0 Liked

‘Spiritual but Not Religious,’ Revisited

I’ve expressed several times in these blogs my skepticism about declarations by some of our contemporaries that they are “spiritual but not religious.”

Much of the skepticism results from the false dichotomy this entails, as if the spiritual and religious are mutually exclusive. Spirituality, after all, is the whole point of being religious. With the exception of some forms of Buddhism, all the major religions aim to bring people closer to God, who is “spiritual.”

St. Paul, among the earliest leaders of Christianity, wrote that he is imparting a teaching “not taught by human wisdom but taught by the spirit, interpreting spiritual truths to those who possess the Spirit.”

But Daniel Horan, Franciscan priest, theologian and author, wrote in a recent edition of the National Catholic Reporter: “What if our starting point in thinking about what it means to be a person in communion with God, oneself and the world was not reduced to external expressions of institutional belonging, but instead began with attention to humans’ inherent capacity for God?”

Intrinsic Desire for the Devine

He quotes spiritual writer Ronald Rolheiser, who wrote that St. Augustine of Hippo said that spirituality “is another way of describing the intrinsic desire or passion we have been created with for the divine.

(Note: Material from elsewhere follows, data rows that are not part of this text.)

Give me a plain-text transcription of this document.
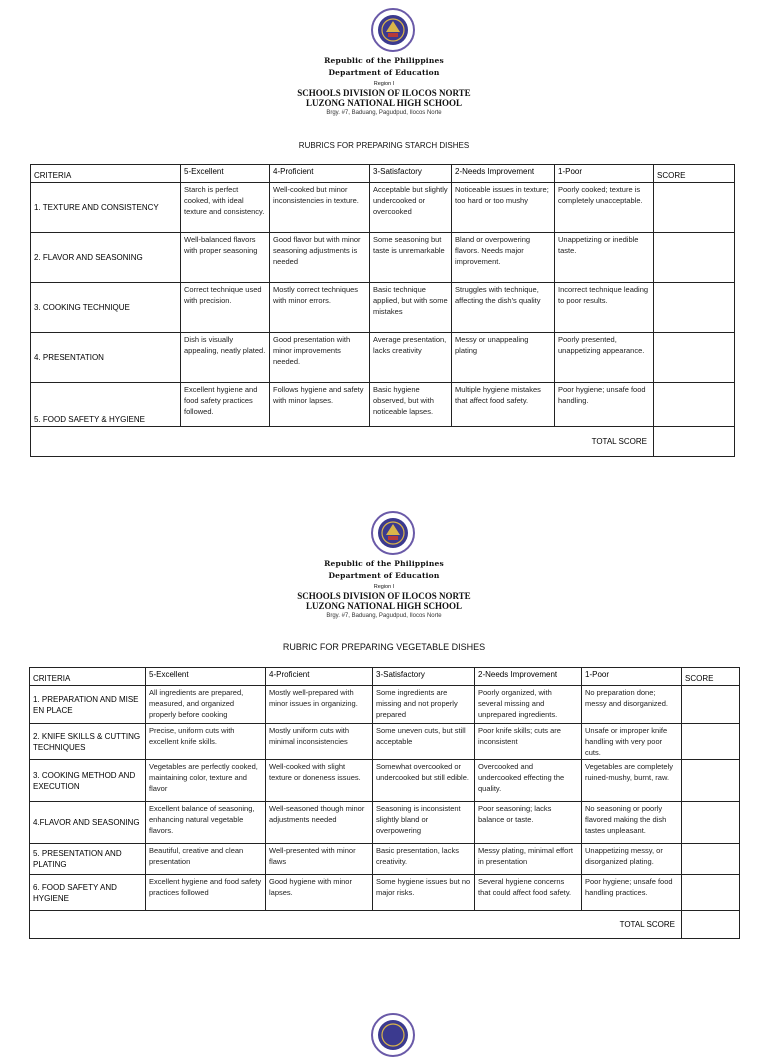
Republic of the Philippines
Department of Education
Region I
SCHOOLS DIVISION OF ILOCOS NORTE
LUZONG NATIONAL HIGH SCHOOL
Brgy. #7, Baduang, Pagudpud, Ilocos Norte
RUBRICS FOR PREPARING STARCH DISHES
CRITERIA	5-Excellent	4-Proficient	3-Satisfactory	2-Needs Improvement	1-Poor	SCORE
1. TEXTURE AND CONSISTENCY	Starch is perfect cooked, with ideal texture and consistency.	Well-cooked but minor inconsistencies in texture.	Acceptable but slightly undercooked or overcooked	Noticeable issues in texture; too hard or too mushy	Poorly cooked; texture is completely unacceptable.	
2. FLAVOR AND SEASONING	Well-balanced flavors with proper seasoning	Good flavor but with minor seasoning adjustments is needed	Some seasoning but taste is unremarkable	Bland or overpowering flavors. Needs major improvement.	Unappetizing or inedible taste.	
3. COOKING TECHNIQUE	Correct technique used with precision.	Mostly correct techniques with minor errors.	Basic technique applied, but with some mistakes	Struggles with technique, affecting the dish's quality	Incorrect technique leading to poor results.	
4. PRESENTATION	Dish is visually appealing, neatly plated.	Good presentation with minor improvements needed.	Average presentation, lacks creativity	Messy or unappealing plating	Poorly presented, unappetizing appearance.	
5. FOOD SAFETY & HYGIENE	Excellent hygiene and food safety practices followed.	Follows hygiene and safety with minor lapses.	Basic hygiene observed, but with noticeable lapses.	Multiple hygiene mistakes that affect food safety.	Poor hygiene; unsafe food handling.	
TOTAL SCORE						
Republic of the Philippines
Department of Education
Region I
SCHOOLS DIVISION OF ILOCOS NORTE
LUZONG NATIONAL HIGH SCHOOL
Brgy. #7, Baduang, Pagudpud, Ilocos Norte
RUBRIC FOR PREPARING VEGETABLE DISHES
CRITERIA	5-Excellent	4-Proficient	3-Satisfactory	2-Needs Improvement	1-Poor	SCORE
1. PREPARATION AND MISE EN PLACE	All ingredients are prepared, measured, and organized properly before cooking	Mostly well-prepared with minor issues in organizing.	Some ingredients are missing and not properly prepared	Poorly organized, with several missing and unprepared ingredients.	No preparation done; messy and disorganized.	
2. KNIFE SKILLS & CUTTING TECHNIQUES	Precise, uniform cuts with excellent knife skills.	Mostly uniform cuts with minimal inconsistencies	Some uneven cuts, but still acceptable	Poor knife skills; cuts are inconsistent	Unsafe or improper knife handling with very poor cuts.	
3. COOKING METHOD AND EXECUTION	Vegetables are perfectly cooked, maintaining color, texture and flavor	Well-cooked with slight texture or doneness issues.	Somewhat overcooked or undercooked but still edible.	Overcooked and undercooked effecting the quality.	Vegetables are completely ruined-mushy, burnt, raw.	
4.FLAVOR AND SEASONING	Excellent balance of seasoning, enhancing natural vegetable flavors.	Well-seasoned though minor adjustments needed	Seasoning is inconsistent slightly bland or overpowering	Poor seasoning; lacks balance or taste.	No seasoning or poorly flavored making the dish tastes unpleasant.	
5. PRESENTATION AND PLATING	Beautiful, creative and clean presentation	Well-presented with minor flaws	Basic presentation, lacks creativity.	Messy plating, minimal effort in presentation	Unappetizing messy, or disorganized plating.	
6. FOOD SAFETY AND HYGIENE	Excellent hygiene and food safety practices followed	Good hygiene with minor lapses.	Some hygiene issues but no major risks.	Several hygiene concerns that could affect food safety.	Poor hygiene; unsafe food handling practices.	
TOTAL SCORE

“Hence,” continuing with Rolheiser, “spirituality is not about serenely picking or rationally choosing certain spiritual activities like going to church, praying or meditating, reading spiritual books, or setting off on some explicit spiritual quest.

“It is far more basic than that. Long before we do anything religious at all, we have to do something about the fire that burns within us. What we do with that fire, how we channel it, is our spirituality.”

I would not presume to reduce spirituality to practices such as “external expressions of institutional belonging” but agree with Horan that it is “a starting point.” I believe that this basic longing for the divine is often antecedent to religious faith and that the desire for union with God is often not identified as such by many people who experience this longing.

On the Practical Level

My skepticism is on the practical level, knowing how hard it is to maintain one’s spirituality without the aid of religion – its centuries of experience with the spiritual, its models of spirituality, its long history of faithfulness to God, the ultimate spiritual reality.

Jesus’ parable about the seed acknowledges this.

“A sower went out to sow his seed,” the parable begins. It then describes how some seed fell on a path and was trampled on and eaten by birds; some fell on rock and soon withered from lack of moisture; some fell among thorns which choked it. Finally, some fell into good soil and grew, “yielding a hundredfold.” The lesson is obvious.

The search for God, in my opinion, is not simply a matter of feeling a desire for God, as important as that may be. Feelings by themselves are unreliable, and feelings about God and the longing for God are often so tied to cultural and social concerns that they often quickly fade with them. No, spirituality is not a good do-it-yourself project.

‘Religious but Not Spiritual’

It’s true that religious institutions are often to blame for the number of people who say they want to be spiritual but not religious. The scandal of the abuse of minors and its cover-up by the clergy of my own Catholic faith is a good example. What’s more, churches, and I assume synagogues, often fail to adequately help people in their spiritual journeys. Many young people, especially, say they fail to find God there. And they are turned off by people who are “religious but not spiritual.”

However, many such people, in my view, are poorly informed about the meaning of church or synagogue teachings and practices and depend instead on stereotypes about religion.      

“Spiritual, but not religious” may not be as awful as I have written and as many “religious” people think, but I believe it’s insufficient in the search for God. But let’s hope that as Horan writes, it’s “a great sign of possibility and hope.”